Jika SDM Apoteker terlalu sedikit dan keberadaannya tidak tetap diharapkan hadir setiap
hari untuk memantau pengeluaran resep baik secara fisik maupun non fisik ( komputer) sehingga
meminimalis kesalahan dalam peresepan.
Pembinaan bagi calon TTK dan Apoteker mengenai keikut sertaan dalam pelayanan
kefarmasian terutama dalam bidang pelayanan kesehatan sehingga peran serta pelakasan dan
SDM kefarmasian siap untuk ditempatkan dimanapun terlebih daerah terpencil yang
membutuhkan pelayanan kefarmasian cukup memadahi serta menunjang kesehatan. Oleh karena
itu baik TTK atau Apoteker tidak takut jika kehabisan laha pekerjaan serta peran serta
pemerintah dalam menunjang kegiatan seperti diatas seperti jaminan kesehatan, tunjangan, dll
untuk memotivasi calon TTK dan Apoteker.
Dan yang paling penting bagaimana pemerintah mampu memberikan jaminan kemanan
serta kelancaran pelayanan kefarmasian untuk daerah terpencil dengan cara perbaikan
infrastruktur yang lebih baik sehingga akses distribusi perbekalan farmasi juga tidak terlalu sulit
dan membutuhkan waktu yang lama.

Kesimpulan :
Peran serta Pemerintah sangat dibutuhkan dalam berlangsungnya kegiatan kesehatan
demi tercapainya keluarga yang sehat, dan peran aktif dari SDM kefarmasian sangat menunjang
hal tersebut terutama dalam pelayanan kefarmasian.

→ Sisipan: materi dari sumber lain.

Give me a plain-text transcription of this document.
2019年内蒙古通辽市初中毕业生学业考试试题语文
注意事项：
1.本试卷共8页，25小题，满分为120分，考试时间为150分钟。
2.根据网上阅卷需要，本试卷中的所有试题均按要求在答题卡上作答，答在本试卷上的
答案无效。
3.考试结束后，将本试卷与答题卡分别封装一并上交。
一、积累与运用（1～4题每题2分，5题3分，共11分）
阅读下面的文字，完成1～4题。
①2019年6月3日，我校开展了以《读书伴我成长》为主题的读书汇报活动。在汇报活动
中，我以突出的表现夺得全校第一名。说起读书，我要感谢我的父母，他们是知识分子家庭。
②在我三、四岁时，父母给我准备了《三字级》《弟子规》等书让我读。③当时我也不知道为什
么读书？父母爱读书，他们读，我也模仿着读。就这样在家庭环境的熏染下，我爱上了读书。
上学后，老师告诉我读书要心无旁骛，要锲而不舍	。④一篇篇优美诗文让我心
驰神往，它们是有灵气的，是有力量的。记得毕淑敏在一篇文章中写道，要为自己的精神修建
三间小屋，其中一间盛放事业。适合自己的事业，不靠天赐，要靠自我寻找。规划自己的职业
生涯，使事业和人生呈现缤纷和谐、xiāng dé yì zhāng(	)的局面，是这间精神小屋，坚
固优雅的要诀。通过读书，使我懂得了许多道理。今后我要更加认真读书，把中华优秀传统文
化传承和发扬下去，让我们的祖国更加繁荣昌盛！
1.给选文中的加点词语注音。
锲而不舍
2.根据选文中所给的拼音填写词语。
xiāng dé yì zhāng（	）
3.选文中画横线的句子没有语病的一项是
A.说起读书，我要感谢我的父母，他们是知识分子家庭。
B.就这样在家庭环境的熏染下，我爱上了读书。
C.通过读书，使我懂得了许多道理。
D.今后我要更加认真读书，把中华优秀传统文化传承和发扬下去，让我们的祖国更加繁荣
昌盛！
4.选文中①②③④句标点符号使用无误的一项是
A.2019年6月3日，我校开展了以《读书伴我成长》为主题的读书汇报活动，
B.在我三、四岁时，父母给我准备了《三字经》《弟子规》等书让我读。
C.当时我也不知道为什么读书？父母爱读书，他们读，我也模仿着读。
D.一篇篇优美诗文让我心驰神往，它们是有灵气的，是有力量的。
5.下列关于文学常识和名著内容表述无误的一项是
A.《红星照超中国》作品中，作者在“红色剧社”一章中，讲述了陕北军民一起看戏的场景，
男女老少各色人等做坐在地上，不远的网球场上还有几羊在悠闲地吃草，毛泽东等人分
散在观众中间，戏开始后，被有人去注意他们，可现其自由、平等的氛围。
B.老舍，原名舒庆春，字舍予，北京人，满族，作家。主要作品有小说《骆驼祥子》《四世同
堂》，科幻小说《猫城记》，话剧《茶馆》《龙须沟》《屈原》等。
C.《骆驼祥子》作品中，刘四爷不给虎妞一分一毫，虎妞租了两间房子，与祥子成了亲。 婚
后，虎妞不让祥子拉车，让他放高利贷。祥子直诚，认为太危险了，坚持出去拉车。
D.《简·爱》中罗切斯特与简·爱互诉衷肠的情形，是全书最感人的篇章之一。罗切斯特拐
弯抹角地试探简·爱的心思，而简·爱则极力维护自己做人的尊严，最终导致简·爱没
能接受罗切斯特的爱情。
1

kedepannya kami berharap adanya sumbangsih dari masyarakat mengenai pelayanan
kesehatan yang dirasakan selama ini mulai dari pelaksannanya hingga tataleksananya dan
keikutsertaan peran aktif baik dari TTK maupun Apoteker, dokter, bidan, perawat, tenaga medis,
dokter gigi dan tenaga kesehatan yang terkait demi keberlangsungan program kesehatan
sehingga kendala kendala atau hambatan yang terjadi selama ini sanggup dipecahkan. Dengan
ada pemerintahan baru ini yang lebih mementingkan suara rakyat mampu menunjang dan
meningkatkan pelayanan kesehatan dimanapun daerahnya karena kesehatan itu lebih penting dari
segalanya.
Jika kita(SDM kesehatan), pemerintah dan masyarakat hanya menerima menjalankan dan
mengeluh dibelakang maka tidak akan ada hasil dan kesepakatan yang dicapai kemudian
peningkatan mutu pendidikan dari kefarmasian sangat diperhatikan sehingga seorang calon TTK
atau Apoteker tidak menjadi pribadi yang induvidualis menlainkanyga kreatif, bertanggung
jawab dan melakukan profesianya dengan berlandaskan kemausiannya sehingga kompensasi
yang nantinya sanggup diberikan pemerintah dapat dirasa cukup untuk membayar tanggung
jawab tersebut.
Penangan infrasutrutur dan akses kesehatan sebaiknya juga dijadikan bahan
pertimbangan sebagai penunjang Pelayanan kesehatan sehingga TTK dan Apoteker mampu
berperan aktif dalam kegiatan pelaksanaan kefarmasian di daerah terpencil.